Quantentechnologie
Wie prüft man die Quantum Key Distribution?
18. September 2025
Heutige Verschlüsselungsmethoden sind eigentlich eine sichere Sache – doch sie könnten künftig von Quantencomputern geknackt werden. Fachleute arbeiten daher seit Jahren an Alternativen für das heraufziehende Quantenzeitalter. Eine davon ist die sogenannte Quantum Key Distribution (kurz: QKD). Sven Bettendorf und seine Kolleginnen und Kollegen von TÜVIT bauen aktuell das erste Labor in Europa auf, um solche Systeme zu testen.

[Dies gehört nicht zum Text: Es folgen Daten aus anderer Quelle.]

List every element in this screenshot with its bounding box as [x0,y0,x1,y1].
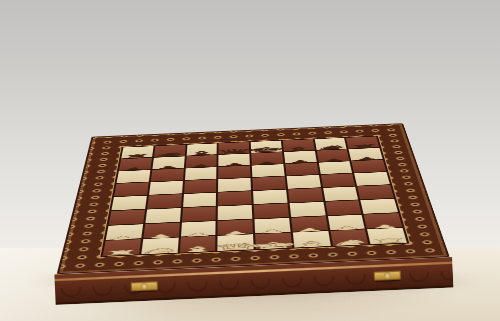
square-f7: ♟ [284,151,317,164]
square-h6 [352,160,387,173]
square-e7: ♟ [251,152,283,165]
square-g7: ♟ [316,149,349,162]
square-c4 [183,193,217,207]
square-c2: ♟ [180,221,215,237]
square-c7: ♟ [185,155,216,168]
piece-white-bishop: ♝ [176,245,219,254]
square-a7: ♟ [119,158,152,171]
square-b4 [147,194,181,208]
board-frame: ♜♞♝♛♚♝♞♜♟♟♟♟♟♟♟♟♟♟♟♟♟♟♟♟♜♞♝♛♚♝♞♜ [57,123,450,274]
square-g1: ♞ [330,229,369,245]
square-h4 [357,185,393,199]
piece-white-knight: ♞ [138,247,181,256]
square-c8: ♝ [186,143,217,155]
square-g4 [323,187,359,201]
piece-white-pawn: ♟ [296,227,324,233]
piece-white-pawn: ♟ [184,232,212,238]
square-e6 [252,164,285,177]
square-c3 [182,206,217,221]
square-a8: ♜ [121,146,153,158]
brass-latch-left-icon [130,281,158,291]
square-f5 [286,175,320,189]
square-c6 [184,167,216,180]
square-d2: ♟ [218,219,253,235]
piece-white-knight: ♞ [328,238,372,247]
piece-white-king: ♚ [248,240,300,250]
square-h8: ♜ [346,136,379,148]
square-f1: ♝ [293,231,331,247]
piece-white-queen: ♛ [211,242,259,252]
square-g8: ♞ [314,138,346,150]
scene: ♜♞♝♛♚♝♞♜♟♟♟♟♟♟♟♟♟♟♟♟♟♟♟♟♜♞♝♛♚♝♞♜ [0,0,500,321]
square-d7: ♟ [219,153,250,166]
square-f3 [289,202,325,217]
square-h7: ♟ [349,148,383,161]
square-d4 [218,191,252,205]
piece-white-rook: ♜ [101,249,140,257]
square-b6 [151,168,184,181]
square-a3 [109,210,145,225]
square-h5 [354,172,390,186]
piece-white-pawn: ♟ [333,225,362,231]
square-a4 [111,196,146,210]
chess-board: ♜♞♝♛♚♝♞♜♟♟♟♟♟♟♟♟♟♟♟♟♟♟♟♟♜♞♝♛♚♝♞♜ [57,123,450,274]
square-b2: ♟ [143,222,179,238]
square-a5 [114,182,148,196]
square-c5 [184,179,217,193]
piece-white-pawn: ♟ [221,230,249,236]
square-e8: ♚ [251,141,282,153]
square-e5 [252,177,285,191]
square-c1: ♝ [179,236,215,253]
square-a1: ♜ [103,239,141,256]
square-d3 [218,205,252,220]
square-b8: ♞ [154,145,185,157]
square-a2: ♟ [106,224,143,240]
square-b5 [149,181,183,195]
square-d8: ♛ [219,142,250,154]
square-e1: ♚ [255,233,292,250]
square-d1: ♛ [218,234,254,251]
brass-latch-right-icon [373,271,401,281]
piece-white-pawn: ♟ [259,229,287,235]
square-g3 [325,200,362,215]
square-g5 [320,174,355,188]
chess-board-grid: ♜♞♝♛♚♝♞♜♟♟♟♟♟♟♟♟♟♟♟♟♟♟♟♟♜♞♝♛♚♝♞♜ [100,136,409,257]
square-f2: ♟ [291,216,328,232]
square-d6 [218,165,250,178]
piece-white-rook: ♜ [368,237,408,245]
square-h3 [361,199,398,214]
square-a6 [117,170,151,183]
square-e4 [253,190,287,204]
square-b7: ♟ [152,156,184,169]
square-h2: ♟ [364,213,402,229]
square-d5 [218,178,251,192]
square-b1: ♞ [141,238,178,255]
square-g6 [318,161,352,174]
square-g2: ♟ [327,214,365,230]
square-h1: ♜ [367,228,407,244]
square-b3 [145,208,180,223]
square-e2: ♟ [254,218,290,234]
square-e3 [254,203,289,218]
piece-white-pawn: ♟ [370,224,399,230]
square-f6 [285,163,318,176]
piece-white-pawn: ♟ [109,235,138,241]
piece-white-bishop: ♝ [290,240,333,249]
piece-white-pawn: ♟ [147,233,175,239]
square-f4 [288,188,323,202]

#explore: Herr Bettendorf, die Quantum Key Distribution soll die Kommunikation im Quantenzeitalter sicherer machen. Wie?
Sven Bettendorf: Anders als heutige Verschlüsselungsverfahren basiert die Quantum Key Distribution nicht auf einem mathematischen Problem, sondern auf quantenmechanischen Prinzipien. Konkret beruht die Sicherheit des Verfahrens auf dem Quantenphänomen, dass man Photonen, also Lichtteilchen, nicht klonen kann. Man kann ihren Zustand nicht bestimmen, ohne diesen zu verändern. Falls jemand trotzdem versucht, die Kommunikation anzugreifen, entstehen dabei zwangsläufig Fehler, die vom System entdeckt werden. Somit kann man auf das Abhören reagieren und sofort den aktuellen Schlüssel verwerfen. Sobald niemand mehr die Photonen beeinflusst, kann ein neuer Schlüssel erzeugt und gesendet werden. QKD-Systeme gelten daher als vielversprechende Kandidaten für eine sichere Kommunikation im Quantenzeitalter. Aber wie bei jedem Sicherheitsverfahren gilt: Bei der Umsetzung können Schwachstellen entstehen, die Cyberkriminelle ausnutzen könnten. Diesem Problem begegnen wir mit dem Aufbau des Labors und der Entwicklung von Prüfmetriken.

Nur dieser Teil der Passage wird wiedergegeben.